Personal information
- Full name: William Cator
- Born: 26 August 1839 Moorfield, Ireland
- Died: 6 June 1902 (aged 62) Woodbastwick, Norfolk, England
- Batting: Unknown

Domestic team information
- 1860: Oxford University

Career statistics
| Competition | First-class |
| Matches | 1 |
| Runs scored | 2 |
| Batting average | 1.00 |
| 100s/50s | –/– |
| Top score | 2 |
| Catches/stumpings | –/– |
- Source: Cricinfo, 11 February 2020

= William Cator =

Irish cricketer and clergyman

William Cator (26 August 1839 – 6 June 1902) was an Irish first-class cricketer and clergyman.
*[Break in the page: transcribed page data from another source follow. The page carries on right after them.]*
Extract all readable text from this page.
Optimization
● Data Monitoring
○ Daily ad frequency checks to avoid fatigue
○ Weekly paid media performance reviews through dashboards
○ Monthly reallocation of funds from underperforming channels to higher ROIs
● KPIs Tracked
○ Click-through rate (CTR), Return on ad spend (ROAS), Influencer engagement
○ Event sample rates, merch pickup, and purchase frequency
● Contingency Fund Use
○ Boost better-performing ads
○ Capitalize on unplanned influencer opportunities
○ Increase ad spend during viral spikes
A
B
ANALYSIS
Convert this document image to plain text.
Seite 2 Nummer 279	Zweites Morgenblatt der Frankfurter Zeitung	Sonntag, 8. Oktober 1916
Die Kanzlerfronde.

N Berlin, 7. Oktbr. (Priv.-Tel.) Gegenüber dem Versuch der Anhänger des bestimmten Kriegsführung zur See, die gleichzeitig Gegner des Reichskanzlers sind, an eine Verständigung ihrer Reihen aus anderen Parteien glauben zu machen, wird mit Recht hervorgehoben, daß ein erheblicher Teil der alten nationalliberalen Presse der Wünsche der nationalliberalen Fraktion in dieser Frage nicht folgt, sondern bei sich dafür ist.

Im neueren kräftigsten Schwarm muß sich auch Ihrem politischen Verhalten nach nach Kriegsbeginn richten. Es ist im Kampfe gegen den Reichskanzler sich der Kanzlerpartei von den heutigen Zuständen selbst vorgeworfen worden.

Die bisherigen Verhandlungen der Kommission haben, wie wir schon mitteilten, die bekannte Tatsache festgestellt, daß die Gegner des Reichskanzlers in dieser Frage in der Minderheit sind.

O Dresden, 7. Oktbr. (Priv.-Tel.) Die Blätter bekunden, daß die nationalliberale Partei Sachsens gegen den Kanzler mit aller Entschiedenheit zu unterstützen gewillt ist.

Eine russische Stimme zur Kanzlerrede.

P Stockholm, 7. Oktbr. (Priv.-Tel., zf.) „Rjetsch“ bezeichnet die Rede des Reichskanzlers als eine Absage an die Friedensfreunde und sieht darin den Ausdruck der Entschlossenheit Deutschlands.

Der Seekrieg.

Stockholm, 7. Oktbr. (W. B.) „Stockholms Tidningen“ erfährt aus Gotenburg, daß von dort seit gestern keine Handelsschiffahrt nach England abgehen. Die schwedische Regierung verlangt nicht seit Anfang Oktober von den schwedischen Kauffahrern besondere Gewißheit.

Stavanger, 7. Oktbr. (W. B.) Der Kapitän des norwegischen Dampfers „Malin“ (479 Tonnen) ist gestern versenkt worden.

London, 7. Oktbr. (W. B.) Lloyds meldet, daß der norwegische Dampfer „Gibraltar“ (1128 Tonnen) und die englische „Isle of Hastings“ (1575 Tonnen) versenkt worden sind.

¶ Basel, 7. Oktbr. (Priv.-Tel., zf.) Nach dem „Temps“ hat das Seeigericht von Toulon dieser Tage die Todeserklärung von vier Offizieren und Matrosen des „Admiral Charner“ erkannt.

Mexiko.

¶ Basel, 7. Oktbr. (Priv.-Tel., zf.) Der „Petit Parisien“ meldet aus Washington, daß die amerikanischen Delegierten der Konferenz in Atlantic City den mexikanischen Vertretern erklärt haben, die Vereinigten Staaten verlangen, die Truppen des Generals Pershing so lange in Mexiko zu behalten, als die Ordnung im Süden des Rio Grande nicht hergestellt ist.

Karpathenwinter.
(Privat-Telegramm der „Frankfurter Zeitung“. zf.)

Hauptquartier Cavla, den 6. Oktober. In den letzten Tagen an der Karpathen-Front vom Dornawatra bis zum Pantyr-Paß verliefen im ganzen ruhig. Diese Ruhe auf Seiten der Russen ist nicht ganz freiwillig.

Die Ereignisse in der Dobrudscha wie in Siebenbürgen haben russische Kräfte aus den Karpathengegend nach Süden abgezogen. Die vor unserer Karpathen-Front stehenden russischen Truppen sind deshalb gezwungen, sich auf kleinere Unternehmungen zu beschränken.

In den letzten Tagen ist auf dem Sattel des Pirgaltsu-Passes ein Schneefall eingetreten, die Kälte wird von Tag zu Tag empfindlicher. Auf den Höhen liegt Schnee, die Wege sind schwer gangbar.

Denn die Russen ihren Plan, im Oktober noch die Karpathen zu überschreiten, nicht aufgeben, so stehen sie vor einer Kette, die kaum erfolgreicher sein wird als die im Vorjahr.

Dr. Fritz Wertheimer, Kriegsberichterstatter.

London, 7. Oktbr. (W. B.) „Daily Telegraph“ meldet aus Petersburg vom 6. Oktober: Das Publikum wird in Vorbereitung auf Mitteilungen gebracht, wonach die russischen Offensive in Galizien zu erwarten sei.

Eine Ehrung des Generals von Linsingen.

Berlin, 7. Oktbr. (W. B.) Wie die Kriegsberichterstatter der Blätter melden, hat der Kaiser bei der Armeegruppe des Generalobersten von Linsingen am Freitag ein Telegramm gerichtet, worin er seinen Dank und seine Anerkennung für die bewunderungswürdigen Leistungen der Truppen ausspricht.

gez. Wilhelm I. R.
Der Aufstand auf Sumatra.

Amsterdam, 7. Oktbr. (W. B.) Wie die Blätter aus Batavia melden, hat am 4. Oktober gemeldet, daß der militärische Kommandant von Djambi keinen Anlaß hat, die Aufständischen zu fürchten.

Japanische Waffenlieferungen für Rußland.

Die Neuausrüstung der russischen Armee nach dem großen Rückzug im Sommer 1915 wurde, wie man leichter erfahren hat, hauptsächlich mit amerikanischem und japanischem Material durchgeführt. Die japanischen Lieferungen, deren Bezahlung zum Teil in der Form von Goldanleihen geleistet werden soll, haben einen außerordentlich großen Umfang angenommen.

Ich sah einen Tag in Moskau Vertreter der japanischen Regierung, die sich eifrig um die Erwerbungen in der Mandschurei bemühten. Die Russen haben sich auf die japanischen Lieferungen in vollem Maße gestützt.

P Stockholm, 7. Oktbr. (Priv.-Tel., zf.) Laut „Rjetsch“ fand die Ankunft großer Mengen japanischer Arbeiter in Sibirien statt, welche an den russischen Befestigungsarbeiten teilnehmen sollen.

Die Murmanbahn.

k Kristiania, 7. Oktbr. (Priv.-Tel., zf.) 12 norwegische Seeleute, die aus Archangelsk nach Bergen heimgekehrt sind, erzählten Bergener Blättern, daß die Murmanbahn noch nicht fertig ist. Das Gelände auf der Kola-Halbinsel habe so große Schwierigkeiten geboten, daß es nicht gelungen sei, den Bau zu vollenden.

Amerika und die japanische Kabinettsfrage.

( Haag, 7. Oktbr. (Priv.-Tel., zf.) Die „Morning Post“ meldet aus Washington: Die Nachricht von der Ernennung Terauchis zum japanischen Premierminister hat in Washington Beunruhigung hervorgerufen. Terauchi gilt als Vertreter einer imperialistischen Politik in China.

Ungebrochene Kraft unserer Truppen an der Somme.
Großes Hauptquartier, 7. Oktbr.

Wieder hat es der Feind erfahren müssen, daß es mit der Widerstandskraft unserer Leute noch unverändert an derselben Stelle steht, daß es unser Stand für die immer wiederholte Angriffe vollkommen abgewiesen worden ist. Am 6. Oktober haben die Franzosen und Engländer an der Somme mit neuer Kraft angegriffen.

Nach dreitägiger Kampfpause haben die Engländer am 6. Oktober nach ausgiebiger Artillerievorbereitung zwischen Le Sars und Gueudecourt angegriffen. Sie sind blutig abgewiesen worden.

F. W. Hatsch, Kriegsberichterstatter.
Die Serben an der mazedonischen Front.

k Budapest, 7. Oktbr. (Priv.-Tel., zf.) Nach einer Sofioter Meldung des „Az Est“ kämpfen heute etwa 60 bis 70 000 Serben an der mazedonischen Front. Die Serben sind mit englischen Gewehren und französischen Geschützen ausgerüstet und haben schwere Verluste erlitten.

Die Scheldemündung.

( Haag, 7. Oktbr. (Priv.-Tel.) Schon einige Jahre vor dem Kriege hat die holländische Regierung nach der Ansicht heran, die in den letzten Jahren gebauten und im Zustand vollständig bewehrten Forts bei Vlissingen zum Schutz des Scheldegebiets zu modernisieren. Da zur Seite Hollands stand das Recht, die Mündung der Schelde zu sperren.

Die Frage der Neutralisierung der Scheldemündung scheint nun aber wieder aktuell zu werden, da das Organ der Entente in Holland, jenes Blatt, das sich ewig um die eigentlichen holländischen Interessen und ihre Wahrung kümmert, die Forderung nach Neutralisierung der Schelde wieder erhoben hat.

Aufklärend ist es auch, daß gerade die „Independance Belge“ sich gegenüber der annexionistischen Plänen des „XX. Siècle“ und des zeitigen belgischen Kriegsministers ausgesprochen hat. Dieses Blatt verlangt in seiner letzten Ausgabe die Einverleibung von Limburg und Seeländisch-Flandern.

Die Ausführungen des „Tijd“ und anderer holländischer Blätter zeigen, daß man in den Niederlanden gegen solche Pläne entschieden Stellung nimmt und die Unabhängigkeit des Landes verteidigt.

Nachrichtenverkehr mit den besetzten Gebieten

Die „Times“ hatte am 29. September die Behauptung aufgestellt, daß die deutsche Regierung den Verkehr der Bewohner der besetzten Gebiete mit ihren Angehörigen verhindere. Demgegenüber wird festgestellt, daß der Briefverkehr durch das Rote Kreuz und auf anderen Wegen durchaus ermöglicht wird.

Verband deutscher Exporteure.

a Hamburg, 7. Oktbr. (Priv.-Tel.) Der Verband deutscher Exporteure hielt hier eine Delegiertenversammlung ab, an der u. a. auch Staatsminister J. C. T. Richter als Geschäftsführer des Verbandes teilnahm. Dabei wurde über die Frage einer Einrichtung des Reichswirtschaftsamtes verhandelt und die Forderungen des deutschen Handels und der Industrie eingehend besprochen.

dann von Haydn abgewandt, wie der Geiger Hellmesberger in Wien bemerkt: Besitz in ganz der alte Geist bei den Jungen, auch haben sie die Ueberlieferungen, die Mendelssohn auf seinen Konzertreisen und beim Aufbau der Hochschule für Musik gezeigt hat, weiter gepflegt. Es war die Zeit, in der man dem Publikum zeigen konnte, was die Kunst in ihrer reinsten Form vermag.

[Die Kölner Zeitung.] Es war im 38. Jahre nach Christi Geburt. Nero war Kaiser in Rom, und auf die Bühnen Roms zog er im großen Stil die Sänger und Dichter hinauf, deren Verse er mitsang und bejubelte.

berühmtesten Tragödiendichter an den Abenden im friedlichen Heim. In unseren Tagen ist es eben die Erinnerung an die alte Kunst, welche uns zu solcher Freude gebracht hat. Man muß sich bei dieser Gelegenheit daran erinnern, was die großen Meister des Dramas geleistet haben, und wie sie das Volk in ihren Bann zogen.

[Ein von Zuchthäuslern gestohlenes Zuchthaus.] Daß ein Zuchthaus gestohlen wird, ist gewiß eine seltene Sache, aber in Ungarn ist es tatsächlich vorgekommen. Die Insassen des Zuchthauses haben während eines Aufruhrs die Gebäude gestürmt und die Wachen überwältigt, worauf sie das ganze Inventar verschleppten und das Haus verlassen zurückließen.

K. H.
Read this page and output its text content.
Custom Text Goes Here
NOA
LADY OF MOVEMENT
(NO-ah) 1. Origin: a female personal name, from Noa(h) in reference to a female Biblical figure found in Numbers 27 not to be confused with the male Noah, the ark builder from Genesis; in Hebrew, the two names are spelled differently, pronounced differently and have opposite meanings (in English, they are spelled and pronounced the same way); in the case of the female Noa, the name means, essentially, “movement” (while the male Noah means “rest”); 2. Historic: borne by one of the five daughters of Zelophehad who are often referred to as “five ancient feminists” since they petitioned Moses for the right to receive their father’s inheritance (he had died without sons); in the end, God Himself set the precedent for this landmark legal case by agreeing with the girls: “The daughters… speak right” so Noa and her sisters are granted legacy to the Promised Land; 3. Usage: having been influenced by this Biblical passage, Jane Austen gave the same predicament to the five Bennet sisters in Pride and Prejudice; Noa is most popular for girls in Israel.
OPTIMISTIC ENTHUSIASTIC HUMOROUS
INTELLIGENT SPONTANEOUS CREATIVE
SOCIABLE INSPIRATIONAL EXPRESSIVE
The son of Albermarle Cator, he was born in Ireland in August 1839 at Moorfield. He was educated in England at Bromsgrove School, before going up to St John's College, Oxford. While studying at Oxford, he made a single appearance in first-class cricket for Oxford University against Cambridge University in The University Match of 1860 at Lord's. Batting twice in the match, he was dismissed for 2 runs in the Oxford first-innings by Henry Plowden, while in their second-innings he was dismissed without scoring by Robert Lang. After graduating from Oxford, Cator travelled to Australia and upon his return in 1870, he was ordained in the Church of England. He was the rector of Beckenham from 1873–85. Cator died in June 1902 at Woodbastwick, Norfolk.